As part of the exercise, students internalized their departmental mandates and engaged with live policy tensions such as federal‑provincial-territorial relations, Indigenous consultation and treaty obligations, marine impacts, grid readiness and electrification, export markets, and domestic and international commitments to address climate change. They prepared briefing notes, delivered oral briefings to an adjudication panel of former senior officials, and then negotiated a whole‑of‑government communiqué reflecting a shared recommendation to Cabinet. The process mirrored real federal decision‑making: limited time, incomplete information, competing mandates and authorities, and the challenge of reconciling economic, climate, Indigenous, and geopolitical considerations into a coherent position.

“This is about developing the best advice possible under real‑world constraints”, said Professor Daniel Rosenbloom, co‑instructor of the course. He added that “success in these environments hinges on exercising sound professional judgment, engaging horizontally across government, and bringing technical expertise to bear”.

Participants engaged directly with senior assistant deputy ministers, directors general, and senior policy advisors, as well as experts from civil society and Indigenous organizations. These interactions exposed students to how advice travels through the machinery of government along with how assumptions are questioned, risks are surfaced, and trade‑offs are navigated.
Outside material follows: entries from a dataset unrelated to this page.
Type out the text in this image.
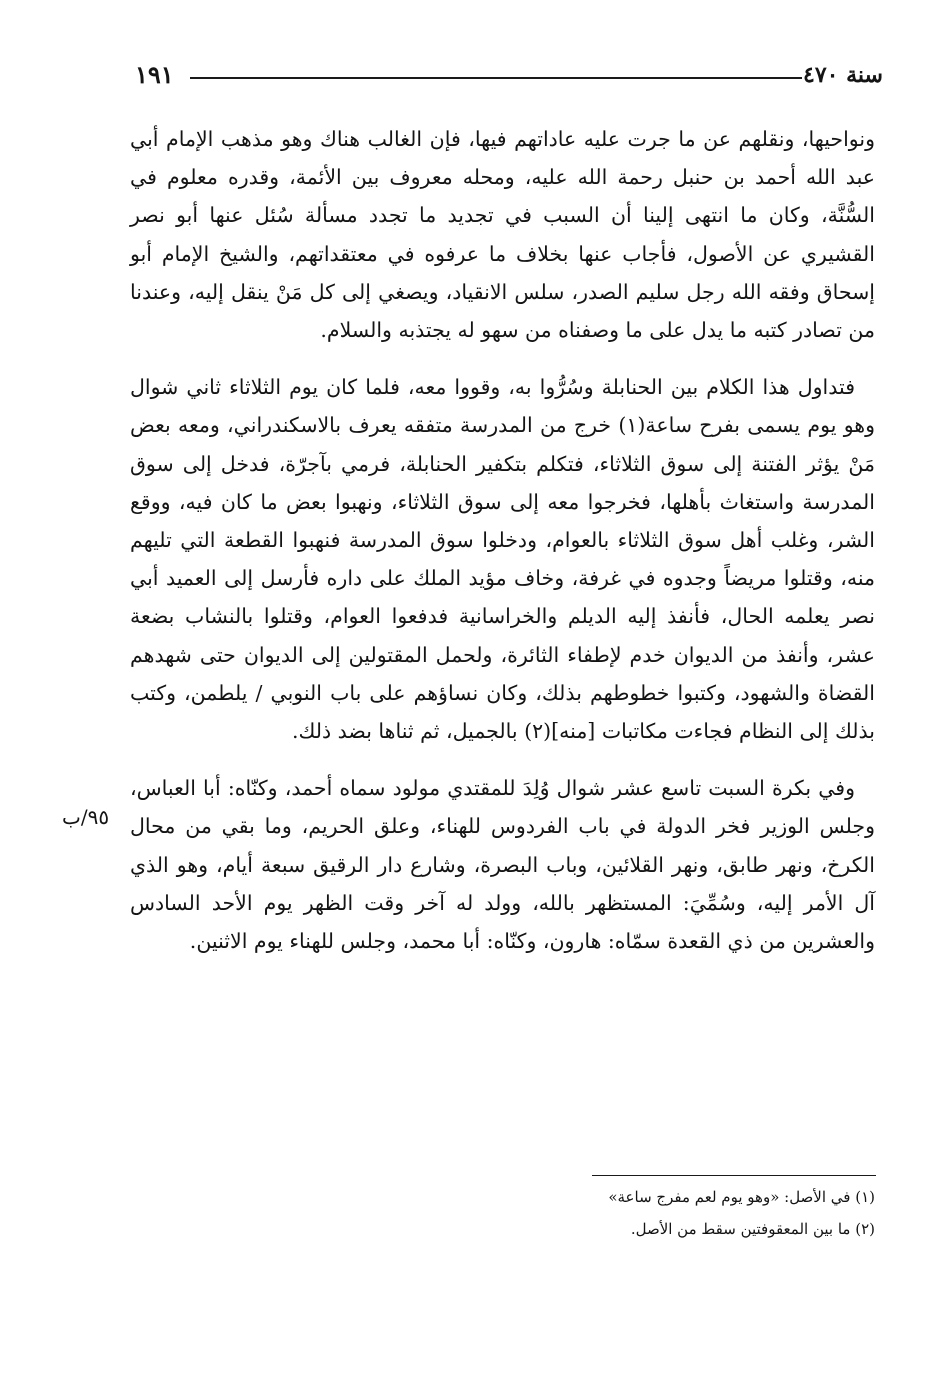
سنة ٤٧٠
١٩١

ونواحيها، ونقلهم عن ما جرت عليه عاداتهم فيها، فإن الغالب هناك وهو مذهب الإمام أبي عبد الله أحمد بن حنبل رحمة الله عليه، ومحله معروف بين الأئمة، وقدره معلوم في السُّنَّة، وكان ما انتهى إلينا أن السبب في تجديد ما تجدد مسألة سُئل عنها أبو نصر القشيري عن الأصول، فأجاب عنها بخلاف ما عرفوه في معتقداتهم، والشيخ الإمام أبو إسحاق وفقه الله رجل سليم الصدر، سلس الانقياد، ويصغي إلى كل مَنْ ينقل إليه، وعندنا من تصادر كتبه ما يدل على ما وصفناه من سهو له يجتذبه والسلام.

فتداول هذا الكلام بين الحنابلة وسُرُّوا به، وقووا معه، فلما كان يوم الثلاثاء ثاني شوال وهو يوم يسمى بفرح ساعة(١) خرج من المدرسة متفقه يعرف بالاسكندراني، ومعه بعض مَنْ يؤثر الفتنة إلى سوق الثلاثاء، فتكلم بتكفير الحنابلة، فرمي بآجرّة، فدخل إلى سوق المدرسة واستغاث بأهلها، فخرجوا معه إلى سوق الثلاثاء، ونهبوا بعض ما كان فيه، ووقع الشر، وغلب أهل سوق الثلاثاء بالعوام، ودخلوا سوق المدرسة فنهبوا القطعة التي تليهم منه، وقتلوا مريضاً وجدوه في غرفة، وخاف مؤيد الملك على داره فأرسل إلى العميد أبي نصر يعلمه الحال، فأنفذ إليه الديلم والخراسانية فدفعوا العوام، وقتلوا بالنشاب بضعة عشر، وأنفذ من الديوان خدم لإطفاء الثائرة، ولحمل المقتولين إلى الديوان حتى شهدهم القضاة والشهود، وكتبوا خطوطهم بذلك، وكان نساؤهم على باب النوبي / يلطمن، وكتب بذلك إلى النظام فجاءت مكاتبات [منه](٢) بالجميل، ثم ثناها بضد ذلك.

وفي بكرة السبت تاسع عشر شوال وُلِدَ للمقتدي مولود سماه أحمد، وكنّاه: أبا العباس، وجلس الوزير فخر الدولة في باب الفردوس للهناء، وعلق الحريم، وما بقي من محال الكرخ، ونهر طابق، ونهر القلائين، وباب البصرة، وشارع دار الرقيق سبعة أيام، وهو الذي آل الأمر إليه، وسُمِّيَ: المستظهر بالله، وولد له آخر وقت الظهر يوم الأحد السادس والعشرين من ذي القعدة سمّاه: هارون، وكنّاه: أبا محمد، وجلس للهناء يوم الاثنين.

٩٥/ب
(١) في الأصل: «وهو يوم لعم مفرج ساعة»
(٢) ما بين المعقوفتين سقط من الأصل.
For Professor Graeme Auld, who co‑designed and co‑taught the course, the capstone captures the professional core of policy education. “Students are not just learning how to analyze policy problems”, he said. “They are learning how to inform decisions and take responsibility for advice that must be credible and actionable”.

The final communiqué, negotiated collectively across departments, showcased students’ ability to build a coherent whole‑of‑government position while preserving core concerns. The experience offered a consequential glimpse into the realities and responsibilities that come with policymaking and exemplified SPPA’s commitment to policy education that emphasizes critical thinking, evidence‑based analysis, professional judgment, and the ability to operate effectively in real‑world decision-making environments.

Congratulations to all the students who participated!

Group photo of Capstone class of 2026
Capstone class of 2026 with Professors Auld and Rosenbloom (front), evaluators The Honourable Dalton McGuinty and Ellen Burack (left), and Teaching Assistant Benjamin Faveri (right).